Разворотная площадка была хорошо видна с набережной, которая широкой дугой сворачивала под мост Мильтона и потом взбиралась на него. Тропу, как и подъем к утесу, закрывали от набережной деревья и кусты.
Четкие следы шин нашли в тонком слое глины, который остался на бетоне разворотного круга со стороны реки. Возле тропы обнаружили темные очки.
И это было все.
К несчастью, склон обрыва круто вздымался вверх. Тропа вилась по твердой доисторической скале. И ни девушка, ни её убийца не оставили никаких следов, которыми могли бы заняться ребята из лаборатории.
И чем дальше, тем хуже, – хотя с левой стороны тропу скрывали кусты и деревья, по её правую сторону до самой вершины утеса не росло ничего. Одним словом, негде было зацепиться ни обрывку ткани, кожи или ниток, ни смахнуть слежавшуюся пыль.
Казалось правдоподобным, что девушку привезли сюда в машине. На разворотном кругу не было следов ремонта. Если бы машина свернула на круг из-за дефекта, домкрат оставил бы следы на бетоне, а при ремонте могли остаться пятна масла или кусочки металла.

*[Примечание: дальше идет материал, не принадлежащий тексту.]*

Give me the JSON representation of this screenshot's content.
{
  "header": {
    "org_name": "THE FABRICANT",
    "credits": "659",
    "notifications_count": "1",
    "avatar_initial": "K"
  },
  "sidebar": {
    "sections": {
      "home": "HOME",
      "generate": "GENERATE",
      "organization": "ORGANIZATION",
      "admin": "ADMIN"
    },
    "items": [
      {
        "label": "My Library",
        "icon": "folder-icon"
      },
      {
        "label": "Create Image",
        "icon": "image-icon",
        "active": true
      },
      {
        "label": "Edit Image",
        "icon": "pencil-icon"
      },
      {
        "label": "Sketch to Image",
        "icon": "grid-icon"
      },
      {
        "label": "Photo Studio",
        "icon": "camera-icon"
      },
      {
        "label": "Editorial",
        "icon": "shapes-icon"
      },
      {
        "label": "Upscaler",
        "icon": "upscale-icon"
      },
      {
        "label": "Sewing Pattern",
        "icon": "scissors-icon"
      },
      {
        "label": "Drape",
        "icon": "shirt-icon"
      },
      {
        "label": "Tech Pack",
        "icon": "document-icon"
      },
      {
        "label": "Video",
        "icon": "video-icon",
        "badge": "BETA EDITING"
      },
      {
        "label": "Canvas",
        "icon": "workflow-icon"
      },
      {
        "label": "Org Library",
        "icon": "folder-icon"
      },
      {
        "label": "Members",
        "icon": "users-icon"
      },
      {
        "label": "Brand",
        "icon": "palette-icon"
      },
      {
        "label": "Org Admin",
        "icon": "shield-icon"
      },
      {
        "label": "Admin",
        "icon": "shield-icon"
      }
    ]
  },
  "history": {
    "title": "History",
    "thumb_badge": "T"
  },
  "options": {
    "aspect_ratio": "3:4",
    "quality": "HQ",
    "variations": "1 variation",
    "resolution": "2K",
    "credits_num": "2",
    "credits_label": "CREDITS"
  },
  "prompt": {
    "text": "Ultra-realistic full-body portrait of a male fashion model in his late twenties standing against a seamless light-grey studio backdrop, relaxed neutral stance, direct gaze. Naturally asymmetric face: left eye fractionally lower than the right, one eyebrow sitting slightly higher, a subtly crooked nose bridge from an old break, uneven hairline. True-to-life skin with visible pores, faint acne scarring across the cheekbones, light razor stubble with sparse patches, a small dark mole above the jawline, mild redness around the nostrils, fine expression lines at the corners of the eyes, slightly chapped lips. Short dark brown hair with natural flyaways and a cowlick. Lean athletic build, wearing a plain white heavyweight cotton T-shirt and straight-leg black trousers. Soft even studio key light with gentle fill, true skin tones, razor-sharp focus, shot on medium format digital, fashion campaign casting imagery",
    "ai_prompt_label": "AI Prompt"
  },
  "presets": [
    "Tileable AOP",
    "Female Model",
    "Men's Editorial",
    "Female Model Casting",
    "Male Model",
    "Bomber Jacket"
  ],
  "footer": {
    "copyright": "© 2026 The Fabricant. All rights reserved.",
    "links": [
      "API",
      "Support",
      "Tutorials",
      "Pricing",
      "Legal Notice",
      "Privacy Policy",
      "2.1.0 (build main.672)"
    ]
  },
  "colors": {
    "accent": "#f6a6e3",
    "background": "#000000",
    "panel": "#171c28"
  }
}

Разумеется, у машины мог быть дефект в моторе. В этом случае обычно открывают лишь капот. Но тут остались комки глины, тянувшиеся по бетонному кругу. Если бы кто-то зашел спереди автомобиля и поднял капот, он бы явно оставил следы. Но следов не было, и не похоже, чтобы кто-то пытался их стереть.
Поэтому полиция полагала, что девушка и её убийца ехали в западном направлении по набережной, свернули на поворотный круг и потом пешком пошли наверх.
Девушка была убита на самой вершине утеса. До этого она была жива. На тропе, поднимавшейся наверх, не нашли никаких следов крови. Если бы её убили раньше и вынесли из машины, кровь из раны на голове, несомненно, забрызгала бы скалу.
Орудие убийства, которым разбили лицо и проломили череп, было тяжелым и тупым. Девушка, несомненно, бросилась на врага и сорвала с него очки. Потом рухнула вниз с утеса, и очки вылетели из руки.
На первый взгляд похоже было, что стекло в очках разбилось при падении на землю. Но это было не так. Техники не нашли на земле ни одного осколка стекла. Значит, очки были разбиты ещё до того, как слетели вниз с обрыва. И произошло это не поблизости. Ребята из лаборатории впустую прочистили всю округу. Фигура человека, носившего темные очки с разбитым стеклом, казалась неправдоподобной, но все говорило именно об этом.
Разумеется, по очкам ничего установить не удалось. Только то, что они из самых дешевых.
Следы шин вначале выглядели весьма многообещающе, но когда отпечатки исследовали и установили их технические характеристики, выяснилось, что толку от них не больше, чем от очков.